Within two weeks we opened the club on the night of 23 December 1943. It was specifically for the use of all 2,000 enlisted personnel on the base; however, the officers on the base were welcome to use the library facilities at any time, and the rest of the club on other occasions as guests of the enlisted men. (The 1,000 officers, flying and ground support, had their own Officers' Club.)

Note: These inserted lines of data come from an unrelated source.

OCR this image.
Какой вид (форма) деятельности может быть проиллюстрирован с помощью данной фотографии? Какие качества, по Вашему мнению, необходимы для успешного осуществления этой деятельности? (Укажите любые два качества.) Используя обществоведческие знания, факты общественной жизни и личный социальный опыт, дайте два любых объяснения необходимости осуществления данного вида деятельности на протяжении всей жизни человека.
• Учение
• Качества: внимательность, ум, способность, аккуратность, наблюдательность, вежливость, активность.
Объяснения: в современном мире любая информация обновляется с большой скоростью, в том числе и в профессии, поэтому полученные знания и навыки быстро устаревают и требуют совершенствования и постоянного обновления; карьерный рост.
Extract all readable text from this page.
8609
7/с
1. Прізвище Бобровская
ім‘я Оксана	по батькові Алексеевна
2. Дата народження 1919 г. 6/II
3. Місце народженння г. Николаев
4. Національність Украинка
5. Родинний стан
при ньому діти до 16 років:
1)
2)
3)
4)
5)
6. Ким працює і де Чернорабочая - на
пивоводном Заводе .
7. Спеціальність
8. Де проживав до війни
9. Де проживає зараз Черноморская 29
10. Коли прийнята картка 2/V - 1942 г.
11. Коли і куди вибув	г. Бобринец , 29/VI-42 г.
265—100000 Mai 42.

The club was of Nissen hut construction like most of the buildings on the base. There was a staff of about 30 English people, including our manageress, Dorothy Blundell. The largest room in the club was the snack bar, where we served sandwiches, jam-tarts, sweets (candy), coffee, tea, hot chocolate and soft drinks in the evening. As time passed, we opened the snack bar in mid-morning for hot rolls and beverages. This was a popular time for a break and for those who hadn't had breakfast. Later, we had an afternoon soft drink hour at 3:30 p.m.

Annie Claxton eventually became our cashier as Gen. Eisenhower had requested that the ARC charge. We did charge a minimal amount. If we began to make money, we had a free night in the snack bar. That happened about once a month and kept us in a "break-even" status. Our Scottish bookkeeper, Elsa MacDonald, kept us in line here. As we understood the reasoning behind the general's request, it was because our American soldiers were better paid than their English counterparts and the general thought the soldiers' extra money could be used to strengthen the recreational service they were receiving and not embarrass their English counterparts by flashing their wealth in stores and pubs of their host English villages.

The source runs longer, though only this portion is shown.